Essen-Bredeney. . Australier schult die Bewegungsfähigkeit der Kinder durch Rugby. Die Krupp-Stiftung unterstützt das Projekt, das wissenschaftlich begleitet wird.
Als die Eltern der evangelischen Kindertagesstätte am Brandenbusch erstmals hörten, dass ihre Kleinen Rugby spielen sollten, mag so mancher erstmal geschluckt haben. Gilt Rugby doch als eher rauer, körperbetonter Sport mit komplizierten Regeln. Inzwischen hat sich die Skepsis gelegt. Die Beteiligten seien begeistert von dem Projekt, erste Erfolge bereits sichtbar, betont Kathrin Becker, Leiterin der Kita in Trägerschaft des Diakoniewerks.
Jeden Montag trifft sich eine kleine Gruppe Kinder mit Andrew Whitton (45). Der Australier bringt als Muttersprachler seit Jahren die Kita-Kinder mit Englisch in Kontakt, seine Stelle wird durch die Eltern finanziert. Das Rugby-Projekt läuft seit September und wird wissenschaftlich von der Uni Essen-Duisburg begleitet. Ein Antrag der Kita auf Unterstützung durch die Krupp-Stiftung wurde positiv beschieden. „Wir freuen uns sehr, dass wir 1400 Euro für die Anschaffung von dicken Matten, Schutzkleidung und anderen Ausrüstungsgegenständen erhalten haben“, sagt Kathrin Becker.

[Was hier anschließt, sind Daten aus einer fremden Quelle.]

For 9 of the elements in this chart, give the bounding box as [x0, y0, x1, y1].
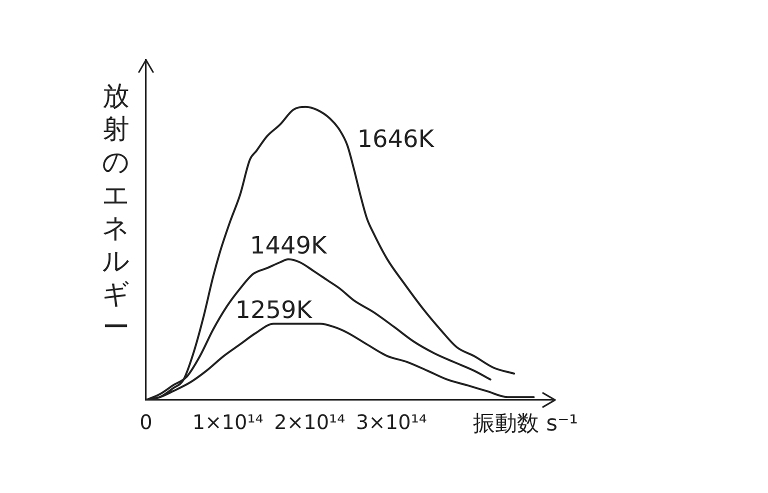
x-tick-label: 0	[140, 410, 152, 434]
y-axis-title: 放射のエネルギー	[101, 80, 131, 344]
series-label: 1646K	[357, 125, 436, 154]
x-tick-label: 2×10¹⁴	[274, 410, 346, 434]
series-label: 1259K	[235, 296, 314, 324]
series-label: 1449K	[250, 231, 328, 260]
x-tick-label: 1×10¹⁴	[192, 410, 264, 434]
x-tick-label: 3×10¹⁴	[356, 410, 427, 434]
x-axis-title: 振動数 s⁻¹	[473, 412, 578, 437]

Andrew Whitton ist seit drei Jahren Co-Trainer des Grashof-Rugbyclubs Essen, der in der zweiten Bundesliga antritt. „Für Australier ist Rugby eine Sportart wie hier Fußball. Im Sommer wird Cricket gespielt im Winter Rugby“, schildert Andrew Whitton seine frühen Erfahrungen mit der Sportart. Das Rugby-Projekt in der Bredeneyer Kita laufe auch unter dem Aspekt der Gewalt- und Aggressionsprävention. „Die Kinder lernen, sich selbst zu spüren, sie haben Körperkontakt, ohne sich weh zu tun, ohne sich beispielsweise an den Haaren zu ziehen“, so Kathrin Becker.
Der Trainer hält die Sportstunden auf Englisch ab
Die Kinder sollen lernen, ihre eigenen Kräfte richtig einzuschätzen, bei Herausforderungen nicht aufzugeben, Regeln zu beachten und bei allem Siegeswillen fair zu bleiben. Zudem schule Rugby die psychomotorischen Fähigkeiten. „Viele Kinder sind geistig sehr fit, haben aber körperliche Probleme. Dabei ist das Zusammenspiel von Körper und Geist extrem wichtig“, so Kathrin Becker. Sogenannte Ring- und Raufspiele könnten da durchaus helfen. Das Projekt sei mit Unterstützung der Bewegungswerkstatt ins Leben gerufen worden, so dass die Fähigkeiten der Kinder gezielt geschult würden.
„Im Gegensatz zu Fußball und Handball steht beim Rugby der Körperkontakt im Vordergrund“, betont Andrew Whitton, dem es wichtig ist, den Kindern Teamfähigkeit und Respekt vor den anderen und vor dem Schiedsrichter beizubringen. „Die Rugby-Regeln sind kompliziert und davon gibt es gefühlt hunderte, die lernen die Kinder nur ganz langsam nebenbei“, ergänzt er. Die Rugby-Stunden hält er auf Englisch ab – wie alle anderen Aktivitäten, die er mit den Kindern unternimmt.
Die Teilnahme an der Rugby-Gruppe ist freiwillig
„Natürlich ist die Teilnahme an der Rugby-Gruppe freiwillig. Derzeit machen zehn Mädchen und Jungen mit, aber wir würden das gern ausbauen, denn schon in den ersten Monaten lassen sich Fortschritte im Bewegungsverhalten der Kinder feststellen“, so die Kita-Leiterin.
Ein Dozent der Uni Essen, der mit seinen Studenten das Projekt begleitet, habe zu Beginn bereits Fragebögen zu den motorischen Fähigkeiten der Kinder verteilt und ausgewertet. Das soll im Laufe des vorerst auf ein Jahr befristeten Projekts wiederholt werden. Manche Verhaltensveränderungen bei den Kinder dürften sogar die Eltern überrascht haben. „Die Kinder sind nicht mehr so wehleidig, machen im Sinne der Mannschaft auch weiter, wenn das Ohr mal umgeknickt ist und sie früher sofort weinend mit dem Training aufgehört hätten“, beobachtet der Trainer.